What if we lose each other in all this? What if we lose the meaning of the Wedding Rite or the person we are marrying because our focus is on the perfect wedding pictures? What if we can’t enjoy the presence of our friends behind all the poses? I suspect we as a culture are lonelier than ever because we have chosen an artificial world for the real one; in doing so we have lost the capacity to be together in a real way, to really see each other, to be in a relationship in a true way.
The truth is we run, we flee from reality whenever given the chance to experience it, and all of our screens have given us the means to do that. But this running away has a cost. And the cost is so often beauty, the ability to be moved and changed by beauty here in reality, in the beauty of creation, real art, our relationships, and the very beauty of just being here.

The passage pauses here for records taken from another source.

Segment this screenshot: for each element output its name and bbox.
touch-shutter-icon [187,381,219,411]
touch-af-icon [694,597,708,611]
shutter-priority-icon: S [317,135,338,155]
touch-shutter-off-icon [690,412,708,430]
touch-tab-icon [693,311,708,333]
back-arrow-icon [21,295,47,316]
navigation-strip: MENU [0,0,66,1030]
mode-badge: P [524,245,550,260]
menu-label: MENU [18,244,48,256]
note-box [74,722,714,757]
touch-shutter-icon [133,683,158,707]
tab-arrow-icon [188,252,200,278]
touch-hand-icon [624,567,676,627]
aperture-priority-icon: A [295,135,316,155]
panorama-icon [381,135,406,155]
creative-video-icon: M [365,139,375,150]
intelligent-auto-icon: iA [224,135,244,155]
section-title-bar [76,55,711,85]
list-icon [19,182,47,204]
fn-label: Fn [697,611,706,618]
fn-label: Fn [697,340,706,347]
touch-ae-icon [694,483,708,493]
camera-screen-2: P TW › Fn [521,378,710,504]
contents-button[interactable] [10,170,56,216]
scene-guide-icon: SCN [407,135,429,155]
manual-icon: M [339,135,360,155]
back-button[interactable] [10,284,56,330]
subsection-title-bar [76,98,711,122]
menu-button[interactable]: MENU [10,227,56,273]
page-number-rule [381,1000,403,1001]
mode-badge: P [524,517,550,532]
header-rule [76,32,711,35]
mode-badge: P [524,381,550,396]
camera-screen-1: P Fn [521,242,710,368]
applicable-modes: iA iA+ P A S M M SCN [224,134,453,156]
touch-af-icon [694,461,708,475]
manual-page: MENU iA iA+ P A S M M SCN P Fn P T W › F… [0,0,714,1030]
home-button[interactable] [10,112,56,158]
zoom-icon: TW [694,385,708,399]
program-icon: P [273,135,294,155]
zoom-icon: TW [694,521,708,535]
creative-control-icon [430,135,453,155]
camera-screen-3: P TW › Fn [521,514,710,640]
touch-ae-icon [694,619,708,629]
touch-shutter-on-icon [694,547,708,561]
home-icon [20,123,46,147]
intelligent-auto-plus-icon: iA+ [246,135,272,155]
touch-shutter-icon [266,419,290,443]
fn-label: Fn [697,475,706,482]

In a world where God has become man in a particular time, place and context, we as Catholic men are called in a particular way to live in reality, to have our eyes fixed on a here, on the people we have been called to love and the work we have been called to do. Christ is the one who meets us in reality and constantly brings us back to the reality from which we so often run. So, if we recognize this habit within ourselves; that habit where, whenever we see something worth seeing and view it in reference to the internet or social media, that the digital world has replaced the real world, then maybe it is time to take a break. It is time to detox so that we can see reality in a true way. Before we can propose real freedom to the world, we ourselves have to be free. If it is time to take a break, then take it. Beauty is worth it.